What’s also clear is that he’s the only of us – him and me – who doesn’t care that he ran into his ex-fiancé. That realization smacks me hard, but it reminds me that I need to pull myself together and channel whatever reserves of steely coolness I have in me.

“It’s fine. I’m almost done anyway,” I manage to say even though my food hasn’t arrived.

“So how’s everything going with you?” He reaches for a menu and scans it. He doesn’t even look at me while he’s talking. It’s not because he’s rude. It’s because I am nothing to him. There’s a stinging feeling in the back of my eyes. I tighten my jaw. I won’t let them see me cry.

“Great. The blog is great. The dog is great. Life is great,” I say, pretending I am a robot, an unfeeling robot who can spit out platitudes. I have to. I have to protect my heart because it feels like it’s being filleted. “I see you like this place now?”

“I love it. Favorite diner in the whole city.”

My throat catches, and I grit my teeth. “That’s great. And such great news about the hard-boiled eggs too.”

He gives me a curious look.

“Nothing. It’s nothing.” I affix a plastic smile when the waitress brings me my food. She turns to Todd and Amber. They order as I slide my laptop into my bag and consider ditching the place right now. Who needs food when there are ex-fiancés and their new wives to remind you of all that was stolen from you?

“And I’ll have a coffee too. No more soda in the morning for me,” he adds before the waitress leaves.

The burning behind my eyes intensifies. It’s just coffee, I tell myself. But he used to hate coffee. He detested it, and now he’s drinking it instead of Diet Coke.

He turns his attention back to Amber. “But no coffee for you still,” he says to her in a babyish voice. She smiles at Todd as he lays a hand gently on one of hers. I try my hardest to mask the all-too familiar feeling of my insides being shred by him. God, I loved this man. I was a fool, but I loved him like crazy, I fell for him the day I met him randomly at a bus stop several years ago. He was mine, and he was wonderful, and he was the only one I wanted.

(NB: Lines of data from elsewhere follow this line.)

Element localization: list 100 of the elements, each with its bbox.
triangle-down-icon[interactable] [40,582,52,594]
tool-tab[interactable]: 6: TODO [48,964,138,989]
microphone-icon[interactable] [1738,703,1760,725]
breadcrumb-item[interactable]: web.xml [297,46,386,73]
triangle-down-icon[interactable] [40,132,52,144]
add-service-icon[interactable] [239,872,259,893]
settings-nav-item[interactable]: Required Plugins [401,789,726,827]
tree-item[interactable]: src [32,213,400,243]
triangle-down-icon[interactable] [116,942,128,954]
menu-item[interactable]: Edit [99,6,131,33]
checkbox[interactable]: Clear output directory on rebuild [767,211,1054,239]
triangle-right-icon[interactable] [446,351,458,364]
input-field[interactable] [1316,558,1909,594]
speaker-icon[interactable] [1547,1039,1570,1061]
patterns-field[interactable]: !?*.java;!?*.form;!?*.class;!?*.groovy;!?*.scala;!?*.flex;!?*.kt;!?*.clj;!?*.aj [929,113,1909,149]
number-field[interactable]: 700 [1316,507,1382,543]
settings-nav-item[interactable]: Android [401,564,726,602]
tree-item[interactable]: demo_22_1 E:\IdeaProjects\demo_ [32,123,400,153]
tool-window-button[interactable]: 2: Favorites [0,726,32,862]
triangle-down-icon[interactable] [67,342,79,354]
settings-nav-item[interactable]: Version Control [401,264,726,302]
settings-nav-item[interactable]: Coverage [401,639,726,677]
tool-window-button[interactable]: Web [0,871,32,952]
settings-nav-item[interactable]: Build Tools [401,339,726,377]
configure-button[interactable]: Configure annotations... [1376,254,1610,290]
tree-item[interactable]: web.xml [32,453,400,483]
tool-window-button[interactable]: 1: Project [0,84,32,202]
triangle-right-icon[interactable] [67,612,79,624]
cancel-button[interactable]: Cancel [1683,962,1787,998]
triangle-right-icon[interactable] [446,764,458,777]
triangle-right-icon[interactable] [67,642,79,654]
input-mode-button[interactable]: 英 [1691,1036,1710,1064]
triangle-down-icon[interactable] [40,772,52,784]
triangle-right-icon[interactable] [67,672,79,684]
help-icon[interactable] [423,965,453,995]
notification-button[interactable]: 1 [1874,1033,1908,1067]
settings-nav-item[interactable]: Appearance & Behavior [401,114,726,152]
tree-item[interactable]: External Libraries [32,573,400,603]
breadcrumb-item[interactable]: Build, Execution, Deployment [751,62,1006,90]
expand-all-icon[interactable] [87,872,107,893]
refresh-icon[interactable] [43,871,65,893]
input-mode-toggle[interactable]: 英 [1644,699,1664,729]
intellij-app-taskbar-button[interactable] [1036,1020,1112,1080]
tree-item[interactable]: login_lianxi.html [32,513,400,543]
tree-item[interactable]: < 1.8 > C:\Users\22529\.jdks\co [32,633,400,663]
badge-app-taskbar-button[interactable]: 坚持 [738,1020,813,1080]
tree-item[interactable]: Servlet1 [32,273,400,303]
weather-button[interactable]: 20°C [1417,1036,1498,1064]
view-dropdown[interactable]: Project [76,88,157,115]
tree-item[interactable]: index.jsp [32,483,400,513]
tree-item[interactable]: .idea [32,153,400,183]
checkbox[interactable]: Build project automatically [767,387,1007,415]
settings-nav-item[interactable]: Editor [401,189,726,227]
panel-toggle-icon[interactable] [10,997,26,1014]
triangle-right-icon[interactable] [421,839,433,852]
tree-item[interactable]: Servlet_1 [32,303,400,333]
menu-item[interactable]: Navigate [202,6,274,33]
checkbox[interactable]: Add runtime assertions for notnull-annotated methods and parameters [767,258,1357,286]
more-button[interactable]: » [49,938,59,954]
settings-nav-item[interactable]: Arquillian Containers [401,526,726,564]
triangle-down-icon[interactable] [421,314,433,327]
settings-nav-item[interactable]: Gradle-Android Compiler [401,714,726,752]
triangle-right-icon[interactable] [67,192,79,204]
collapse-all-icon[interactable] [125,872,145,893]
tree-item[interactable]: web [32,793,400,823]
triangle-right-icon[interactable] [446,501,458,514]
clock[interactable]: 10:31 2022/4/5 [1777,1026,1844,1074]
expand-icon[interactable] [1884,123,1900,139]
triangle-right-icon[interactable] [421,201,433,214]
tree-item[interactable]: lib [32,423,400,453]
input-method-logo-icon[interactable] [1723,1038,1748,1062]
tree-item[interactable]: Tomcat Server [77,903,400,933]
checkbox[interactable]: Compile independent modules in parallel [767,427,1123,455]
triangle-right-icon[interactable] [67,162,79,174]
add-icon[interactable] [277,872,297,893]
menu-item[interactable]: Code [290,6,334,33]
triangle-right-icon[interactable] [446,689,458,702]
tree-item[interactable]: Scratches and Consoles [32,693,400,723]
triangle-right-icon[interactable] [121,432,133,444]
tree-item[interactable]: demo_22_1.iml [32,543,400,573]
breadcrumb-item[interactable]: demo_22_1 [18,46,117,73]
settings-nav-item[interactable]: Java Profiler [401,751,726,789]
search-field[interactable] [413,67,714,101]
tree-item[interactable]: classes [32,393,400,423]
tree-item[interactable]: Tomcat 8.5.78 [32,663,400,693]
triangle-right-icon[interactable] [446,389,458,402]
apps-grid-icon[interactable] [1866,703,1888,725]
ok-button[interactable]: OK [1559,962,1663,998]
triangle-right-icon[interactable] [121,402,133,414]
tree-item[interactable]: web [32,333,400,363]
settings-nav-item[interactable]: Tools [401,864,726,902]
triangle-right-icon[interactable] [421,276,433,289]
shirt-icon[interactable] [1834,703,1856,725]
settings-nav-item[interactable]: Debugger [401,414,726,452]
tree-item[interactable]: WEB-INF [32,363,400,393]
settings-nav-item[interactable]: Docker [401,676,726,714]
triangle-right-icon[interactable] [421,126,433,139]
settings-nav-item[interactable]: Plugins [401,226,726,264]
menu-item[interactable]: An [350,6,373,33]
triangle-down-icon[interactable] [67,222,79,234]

“Well, it was great seeing you,” I say, and start to push my chair away.

“You’re leaving?”

“Yeah. I totally forgot that I ate a bagel already today. Stupid me.” I smack my forehead, as if I’m shocked at my own forgetfulness.

“I do that sometimes too,” Amber says. “Forget stuff. I think it’s because I have baby brain right now.”

“Excuse me?”

“Oh,” she says, and there it is again. That long expression of surprise.

Todd nods several times. “We had a baby. Two weeks ago.”

My heart races into a very painful overdrive of disbelief as it pounds against my chest. This can’t be happening. Todd clasps his hand over Amber’s and she beams at him, and that smile, for her, just for her, threatens my precarious sense of I’m-totally-fine-with-being-ditched-the-day-before-our-wedding.

“We have a little sweet little baby girl. Her name is Charlotte.”

The diner starts spinning and I grab the edge of the table. I squeeze my eyes shut, hoping, praying that’ll do the trick and hold in the tears that are threatening to splash all over my face. He changed everything for her, all the way from children to breakfast choices. And he took everything from me, including our name for a baby he wound up having a year after leaving me a voicemail that said he didn’t want to marry me because he couldn’t picture having kids with me.